Sonrası Jude tarafından anlatıldı üst satırlarda.Oralara girmiyorum.Sadece bir senedir tanıdığım bi' adama hayatımın en zorlu dönemlerini anlatabilmek,ondan yardım alabilmek ne bileyim ilginç.Aslında işin garibi hiç ilginç gelmedi çünkü Angie nin tanımladığı gibi en iyi arkadaş rolu yapıp bir ay sorna bütün sırlarını afişe eden tiki kızlarınki gibi bir arkadaşlık değildi Jude'unki.(e tabii adam tiki kız değil nasıl olsun ki?-Or is he?)

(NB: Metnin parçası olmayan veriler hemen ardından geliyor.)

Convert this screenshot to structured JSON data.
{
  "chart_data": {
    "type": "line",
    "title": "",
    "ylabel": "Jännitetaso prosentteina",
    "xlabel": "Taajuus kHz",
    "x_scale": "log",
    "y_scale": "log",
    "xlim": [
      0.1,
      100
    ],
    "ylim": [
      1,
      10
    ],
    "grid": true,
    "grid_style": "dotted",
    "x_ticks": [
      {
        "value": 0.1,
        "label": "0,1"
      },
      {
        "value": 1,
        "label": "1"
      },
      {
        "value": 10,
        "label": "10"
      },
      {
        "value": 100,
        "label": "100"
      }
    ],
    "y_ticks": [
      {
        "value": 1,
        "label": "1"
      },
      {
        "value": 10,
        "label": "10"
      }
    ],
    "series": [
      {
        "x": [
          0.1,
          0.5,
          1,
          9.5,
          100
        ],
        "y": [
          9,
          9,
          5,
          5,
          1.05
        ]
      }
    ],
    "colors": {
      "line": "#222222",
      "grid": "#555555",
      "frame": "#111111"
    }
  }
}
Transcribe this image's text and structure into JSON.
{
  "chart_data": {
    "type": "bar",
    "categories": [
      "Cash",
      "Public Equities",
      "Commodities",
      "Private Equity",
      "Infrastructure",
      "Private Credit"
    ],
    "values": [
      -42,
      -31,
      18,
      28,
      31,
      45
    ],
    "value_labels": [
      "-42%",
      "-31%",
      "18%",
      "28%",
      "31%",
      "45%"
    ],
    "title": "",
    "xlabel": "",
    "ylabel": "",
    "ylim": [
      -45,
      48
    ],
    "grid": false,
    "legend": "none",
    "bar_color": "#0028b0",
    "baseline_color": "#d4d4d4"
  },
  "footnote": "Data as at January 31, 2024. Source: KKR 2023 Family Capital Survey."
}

"How I met your mother" başlıklı büyük hikayemi anlatana kadar,hayatımdaki ikinci önemli hikayeyi anlatmaya devam edeceğim.Ve nerede,ne zaman bir grup genç çimenlerde şarkılar söyleyen hipisel insanlara özenecek,ben orada hava atıp sonuna "evilish" kahkahamı ekleyeceğim.Hatta o insanlar bayana kadar onlara "dostlarımla nasıl tanıştığım" başlıklı hikayemi anlatacağım.

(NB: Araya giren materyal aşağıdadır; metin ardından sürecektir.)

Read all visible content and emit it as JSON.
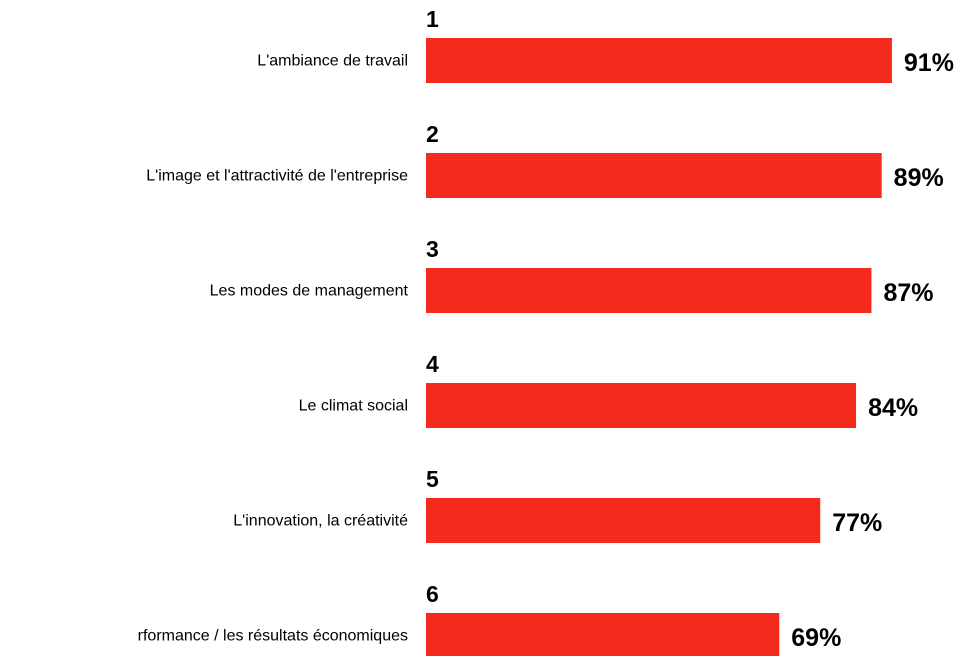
{
  "chart_data": {
    "type": "bar",
    "orientation": "horizontal",
    "categories": [
      "L'ambiance de travail",
      "L'image et l'attractivité de l'entreprise",
      "Les modes de management",
      "Le climat social",
      "L'innovation, la créativité",
      "rformance / les résultats économiques"
    ],
    "ranks": [
      1,
      2,
      3,
      4,
      5,
      6
    ],
    "values": [
      91,
      89,
      87,
      84,
      77,
      69
    ],
    "value_labels": [
      "91%",
      "89%",
      "87%",
      "84%",
      "77%",
      "69%"
    ],
    "color": "#f42a1d"
  }
}
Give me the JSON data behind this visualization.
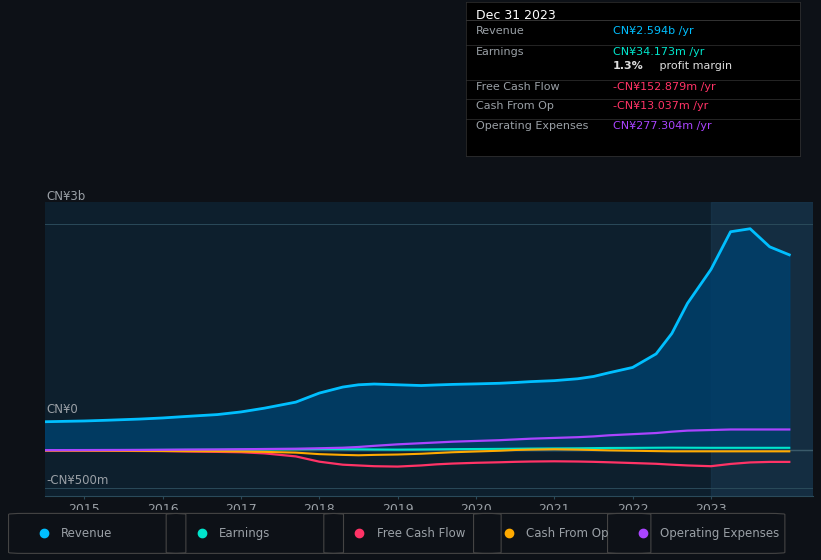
{
  "background_color": "#0d1117",
  "plot_bg_color": "#0d1f2d",
  "grid_color": "#1e3a4a",
  "text_color": "#9aa0a6",
  "white": "#ffffff",
  "years": [
    2014.5,
    2015.0,
    2015.3,
    2015.7,
    2016.0,
    2016.3,
    2016.7,
    2017.0,
    2017.3,
    2017.7,
    2018.0,
    2018.3,
    2018.5,
    2018.7,
    2019.0,
    2019.3,
    2019.5,
    2019.7,
    2020.0,
    2020.3,
    2020.5,
    2020.7,
    2021.0,
    2021.3,
    2021.5,
    2021.7,
    2022.0,
    2022.3,
    2022.5,
    2022.7,
    2023.0,
    2023.25,
    2023.5,
    2023.75,
    2024.0
  ],
  "revenue": [
    380,
    390,
    400,
    415,
    430,
    450,
    475,
    510,
    560,
    640,
    760,
    840,
    870,
    880,
    870,
    860,
    868,
    875,
    882,
    890,
    900,
    912,
    925,
    950,
    980,
    1030,
    1100,
    1280,
    1550,
    1950,
    2400,
    2900,
    2940,
    2700,
    2594
  ],
  "earnings": [
    2,
    3,
    4,
    5,
    6,
    7,
    8,
    10,
    12,
    15,
    18,
    16,
    14,
    12,
    10,
    12,
    14,
    16,
    18,
    20,
    22,
    24,
    26,
    28,
    30,
    32,
    33,
    35,
    36,
    35,
    34,
    34,
    34,
    34,
    34
  ],
  "free_cash_flow": [
    -3,
    -4,
    -5,
    -8,
    -10,
    -15,
    -20,
    -25,
    -40,
    -80,
    -150,
    -190,
    -200,
    -210,
    -215,
    -200,
    -185,
    -175,
    -165,
    -158,
    -152,
    -148,
    -145,
    -148,
    -152,
    -158,
    -168,
    -178,
    -190,
    -200,
    -210,
    -180,
    -160,
    -153,
    -153
  ],
  "cash_from_op": [
    -1,
    -2,
    -3,
    -5,
    -8,
    -10,
    -12,
    -15,
    -20,
    -30,
    -50,
    -60,
    -65,
    -60,
    -55,
    -45,
    -35,
    -25,
    -15,
    -5,
    5,
    10,
    15,
    10,
    5,
    0,
    -5,
    -10,
    -13,
    -13,
    -13,
    -13,
    -13,
    -13,
    -13
  ],
  "operating_expenses": [
    3,
    4,
    5,
    6,
    8,
    10,
    12,
    15,
    18,
    22,
    28,
    35,
    45,
    60,
    80,
    95,
    105,
    115,
    125,
    135,
    145,
    155,
    165,
    175,
    185,
    200,
    215,
    230,
    248,
    262,
    270,
    277,
    277,
    277,
    277
  ],
  "revenue_color": "#00bfff",
  "earnings_color": "#00e5cc",
  "free_cash_flow_color": "#ff3366",
  "cash_from_op_color": "#ffaa00",
  "operating_expenses_color": "#aa44ff",
  "xlim": [
    2014.5,
    2024.3
  ],
  "ylim": [
    -600,
    3300
  ],
  "xtick_years": [
    2015,
    2016,
    2017,
    2018,
    2019,
    2020,
    2021,
    2022,
    2023
  ],
  "info_box": {
    "title": "Dec 31 2023",
    "rows": [
      {
        "label": "Revenue",
        "value": "CN¥2.594b /yr",
        "value_color": "#00bfff"
      },
      {
        "label": "Earnings",
        "value": "CN¥34.173m /yr",
        "value_color": "#00e5cc"
      },
      {
        "label": "",
        "value": "1.3% profit margin",
        "value_color": "#dddddd"
      },
      {
        "label": "Free Cash Flow",
        "value": "-CN¥152.879m /yr",
        "value_color": "#ff3366"
      },
      {
        "label": "Cash From Op",
        "value": "-CN¥13.037m /yr",
        "value_color": "#ff3366"
      },
      {
        "label": "Operating Expenses",
        "value": "CN¥277.304m /yr",
        "value_color": "#aa44ff"
      }
    ]
  },
  "legend_items": [
    {
      "label": "Revenue",
      "color": "#00bfff"
    },
    {
      "label": "Earnings",
      "color": "#00e5cc"
    },
    {
      "label": "Free Cash Flow",
      "color": "#ff3366"
    },
    {
      "label": "Cash From Op",
      "color": "#ffaa00"
    },
    {
      "label": "Operating Expenses",
      "color": "#aa44ff"
    }
  ]
}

Benim sadece içimden geldiği için yazdığım ve Fermium'un büyük bir incelikle benimsediği bir cümle yetiyor bana.
Arkadaşlık;saatler dakikalar ya da yıllar değildir. Demiştim.Şimdi o ince ruhlu eti puf şablonlu(?!) insanın içini belki biraz daha hafifletmek için ekleme yapıyorum bu sözüme:
Arkadaşlık;saatler dakikalar ya da yıllar değildir.O azmanı nasıl doldurduğundur.Binlerce kilometre uzakta olsa bile varlığından haz duymaktır.Turkuaz balıkçı sapkasını,kıskanılan gözlükleri ya da smiley dolu "hipisel" bandanayı,free hug tişörtlerini hatırlayıp gülümsemektir.
Diyorum.Kendime güvenerek.Bu sefer güzel oldu.Valla bak...
Bir de yılbaşı kartı için teşekkür^^.
13 yorum:
mühim bir sorum olcak herkese
yukarıda bahsedilen doğumgünü olayı (jude un sonradan katıldıı olan) eskiiii... bi olay dimii???
Good old story son.
(evet işte geçen yılbaşınki.)
Yıl 2007 gün 2008aralık?! Unique Epic Fail bu.Değiştirmeyin,kalsın:D
Bir de Ctrl+f yapıp hüsnü adını(gerçek oalnı yav:)) aradğımızda hüsnülerden birinin adını kullandığını fark ediyoruz.Gizemimiz bozuluyo.yaa..
:D:D:D tamamdır :D aytıca mahavishnu, şimdilik blogdaki en iyi yazın budur. öyledir. iyiydi son edit.
benimki çok özensiz olmuş hissettim mahavishnu:)
ama gururluyum da! başlığı ben açtım ve siz böyle çok şahane editler yaptınız ya...
valla çok seviyorum hepinizi.
fermium'a da yılbaşı kartı için teşekkürler!!
jude bugün gene atkısızdın, sırf bere kesmiyo haberin olsun. gözüm üzerinde.
bis siter is watching you Hüsnü jude.
Careful.
big sister yazamamışın ama olsun:D
yes jude. big sister is ALWAYS watching you. Hahahahah! Hahaha!(evilevilevil)
öyle bişey yaptığım yok gerçi de:D
ama bak bana destek olmanız lazım hastayken insan kabanını almaz ve yağmurda sırılsıklam ıslanır mı?
normalde hayır, jude'sa evet.
(sen daha uzun bi zaman çekiceksin benden:D yaşasın otoriter "anne" olmak!!)
bu arada..
RIP Freddie the fish.
hey cuuuuuuuuuuğğd çıkmadan önce o atkıyı boğazına sarıyomusun yoksa atkıyla boğuyım mı seni
bu arada..
hüsnü lerin ağzında bakla ıslanmaması?
ama freddie ölmüş?
bi de hüsnü'lerin (özellikle de Mahavishnu'nun bakla yediğini hiç sanmıyorum.)
dibebirnot: eski emesen konuşmalarından birinin henüz bilmediğim sebeplerden dolayı kaydetmişim ama işime de yarıycak doğrusu *elleriniovuşturur*
bir küçücük osmancık...
kork benden.
şahane delillerim var.
o diil de benim ağzımda niye ıslanıymuş bakla? hı?!
-fermiyum-
jude a söyledim bakla şeyini
rip freddie fish falan
elleeem yeaareeepppiieem
notanot: osmancık emesen haa ne?
2.not: herkesin mi sınav haftası ya bölg insanları?